CHICAGO Clearing obstacles on the Mississippi River is essential, according to the American Iron and Steel Institute, which on Friday called on members of Congress to back letters drafted by peer elected leaders urging the U.S. Army Corps of Engineers to hasten work.
"Removal of rock in this area is essential for normal barge traffic to continue within the expected extremely low water levels that will result from the scheduled water flow shutoff from the Missouri River," it said, urging members of Congress in an e-mail to sign on to letters from Sen. Thomas Harkin (D., Iowa), Sen. Roy Blunt (R., Mo.) and Rep. Aaron Schock (R., Ill.) asking the assistant secretary of the Army to direct the Army Corps to accelerate the process for removing rock pinnacles in the river at Grand Tower, Ill., and Thebes, Ill.
The movement of commodities, including scrap, steel, iron ore and metallurgical coal, has been constrained this year because low water levels have prevented barges from loading at full draft. Smaller, more frequent shipments mean higher costs for shippers, and the situation is expected to worsen next month.
Mike Petersen, spokesman for the Army Corps St. Louis District, told AMM that his agency has been dredging the middle section of the river from Hannibal, Mo., to Cairo, Ill., nonstop since July. "We have regular contact with industry," he said. "We are talking more often right now."
Peterson highlighted the complexity of the problem. "The rock pinnacles are at roughly negative-5 feet at the Thebes gauge," he said. "Its a natural formation, and you cannot dredge that. Weve tried grinding and we werent getting results.
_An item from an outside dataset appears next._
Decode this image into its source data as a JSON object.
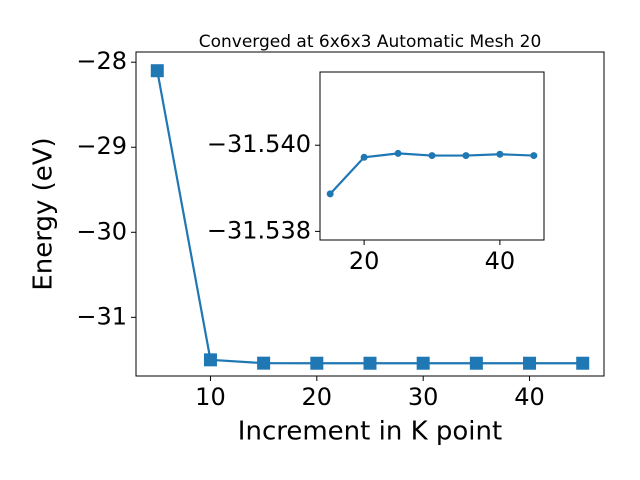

We (must) contract with someone to blast it. ... (The goal) is to remove the rock safely."
Nick Nichols, manager of the St. Louis Port Authority, agreed that the task wont be easy. "Product is moving, but water is decreasing in the channel," he said. "The (Army) Corps of Engineers is dredging some more, but there is only so much they can do."
As the river recedes, authorities will continue to coordinate with industry to light-load the barges, Nichols said. Steel coils and scrap move through the docks in and around St. Louis.; some of those docks now have water too low to load barges, he added.